I have made my share of stupid decisions. Some turned out to be stupid decisions right until the end, and there was no upside. However some things that seemed stupid at the time, or ran contrary to every piece of career advice you’ll ever hear, actually turned out to be good things.

You’ll learn as much or more from adversity than you do from success, and no one will inflict adversity on you more effectively than the man or woman in the mirror.

Here are a few ways I’ve inflicted adversity on myself, and what I learned or gained from it.

1. I started hating myself.

As a young adult I had no direction. I was lost. I was an underachiever. The best—and really only—thing I had going for me was really nice hair.
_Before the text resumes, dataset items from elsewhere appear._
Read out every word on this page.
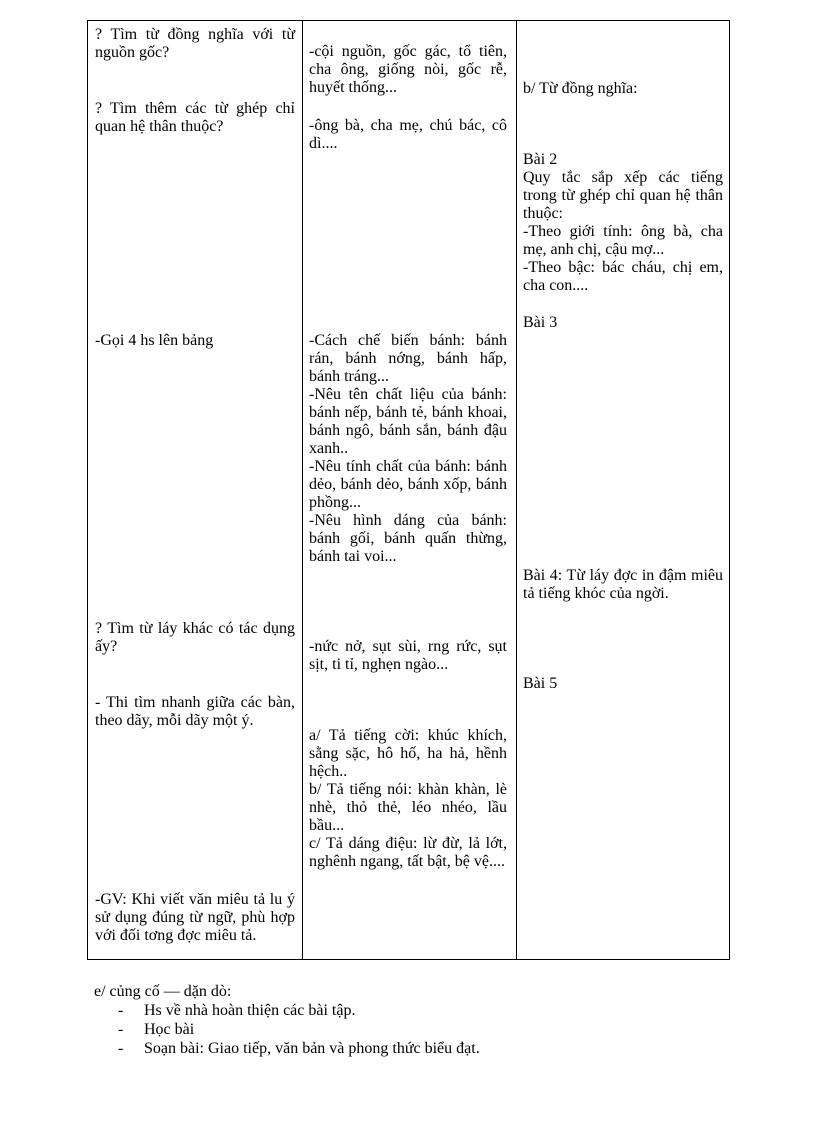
? Tìm từ đồng nghĩa với từ nguồn gốc?
? Tìm thêm các từ ghép chỉ quan hệ thân thuộc?
-Gọi 4 hs lên bảng
? Tìm từ láy khác có tác dụng ấy?
- Thi tìm nhanh giữa các bàn, theo dãy, mỗi dãy một ý.
-GV: Khi viết văn miêu tả lu ý sử dụng đúng từ ngữ, phù hợp với đối tơng đợc miêu tả.
-cội nguồn, gốc gác, tổ tiên, cha ông, giống nòi, gốc rễ, huyết thống...
-ông bà, cha mẹ, chú bác, cô dì....
-Cách chế biến bánh: bánh rán, bánh nớng, bánh hấp, bánh tráng...
-Nêu tên chất liệu của bánh: bánh nếp, bánh tẻ, bánh khoai, bánh ngô, bánh sắn, bánh đậu xanh..
-Nêu tính chất của bánh: bánh dẻo, bánh dẻo, bánh xốp, bánh phồng...
-Nêu hình dáng của bánh: bánh gối, bánh quấn thừng, bánh tai voi...
-nức nở, sụt sùi, rng rức, sụt sịt, ti tỉ, nghẹn ngào...
a/ Tả tiếng cời: khúc khích, sằng sặc, hô hố, ha hả, hềnh hệch..
b/ Tả tiếng nói: khàn khàn, lè nhè, thỏ thẻ, léo nhéo, lầu bầu...
c/ Tả dáng điệu: lừ đừ, lả lớt, nghênh ngang, tất bật, bệ vệ....
b/ Từ đồng nghĩa:
Bài 2
Quy tắc sắp xếp các tiếng trong từ ghép chỉ quan hệ thân thuộc:
-Theo giới tính: ông bà, cha mẹ, anh chị, cậu mợ...
-Theo bậc: bác cháu, chị em, cha con....
Bài 3
Bài 4: Từ láy đợc in đậm miêu tả tiếng khóc của ngời.
Bài 5
e/ củng cố — dặn dò:
- Hs về nhà hoàn thiện các bài tập.
- Học bài
- Soạn bài: Giao tiếp, văn bản và phong thức biểu đạt.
My weekends were spent drinking Keystone Lights in the passenger seat of a police auction Ford Crown Victoria a friend had bought specifically so we wouldn’t get pulled over while drinking said Keystone Lights.
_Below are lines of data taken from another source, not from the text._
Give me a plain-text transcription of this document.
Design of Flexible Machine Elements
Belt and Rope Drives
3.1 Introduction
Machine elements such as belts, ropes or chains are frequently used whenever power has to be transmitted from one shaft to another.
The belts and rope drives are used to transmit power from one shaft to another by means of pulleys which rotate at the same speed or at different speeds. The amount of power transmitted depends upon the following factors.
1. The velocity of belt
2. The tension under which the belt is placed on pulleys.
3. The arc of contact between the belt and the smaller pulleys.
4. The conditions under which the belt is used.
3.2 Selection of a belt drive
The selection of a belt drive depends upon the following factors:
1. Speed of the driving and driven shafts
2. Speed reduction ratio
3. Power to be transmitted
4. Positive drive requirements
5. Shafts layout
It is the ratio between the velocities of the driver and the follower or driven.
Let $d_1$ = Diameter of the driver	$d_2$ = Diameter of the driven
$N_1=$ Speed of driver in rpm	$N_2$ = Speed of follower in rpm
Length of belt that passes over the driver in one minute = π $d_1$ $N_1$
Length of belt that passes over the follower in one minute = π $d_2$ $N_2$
Then one day I started hating myself and the person I was becoming. I kept up with the self-hate until it pushed me to get an education, find a career, and make something of myself.

Loving and accepting who you are is good, unless who you are is not good. If that’s the case, let the hate in, and let it push you to become someone worth loving.

2. I took on crazy levels of responsibility and pressure.

Halfway through my bachelor’s degree, while sharing an income-controlled apartment with a friend, I married my wife and simultaneously became a father to her 4-year-old little girl. I was not prepared, emotionally or financially, to be a father.


But, I met those two women and loved them almost immediately. I had to figure out how to be a dad, how to be a grown-up, and how to provide for a family just two short years after spending my leisure time drinking a 12-pack of “‘Stones” in a Crown Vic.

It wasn’t easy, but nothing will motivate you faster than responsibility and pressure. Try it sometime. Maybe you can’t or don’t want to add another mouth to feed, but nothing motivates you to pitch more clients than a brand new car payment (trust me, I just did that, too).

3. I job-hopped.

I’ve had a couple of very short stints at places. I’ve left jobs before I should have. I might have a better resume, or less explaining to do, if I would have made different decisions.


That said, I learned so much from those short stints. I learned how to notice red flags. I learned how to do some things the right way, how to do some things the wrong way, and what types of things I really wanted to do to pay for those car payments and children I have responsibility for.

Don’t be afraid to take a chance and make a change. It might not work out. It might take some time to recover from it not working out. Just make sure you actively try and learn something from your mistakes.

If you do that, it can make a mistake one worth making.

4. I left job security and healthcare behind.

I had a good job with a high salary, with healthcare provided for my entire family. Then (with the full support of my amazing wife), I left it. I started my own consulting and strategy firm. It’s a huge risk. Most of the time it terrifies me. Even when it doesn’t terrify me I still have to cope with big changes, both logistically and emotionally.

I’m scared, and I’ll probably be scared for a while.


But I’m also a lot happier. I control my own destiny, and I can see a much brighter future for my family. And even if that future turns out to be a mirage, I’ll always know that at least one time in my life I had the courage to go explore the horizon, and to see if what I think I see is actually there.

You’ll hear a lot of “what not to do” in your life.

But don’t put a lot of stock in those lists.

If you do you’ll never know if what you saw on the horizon was just a mirage, or something more.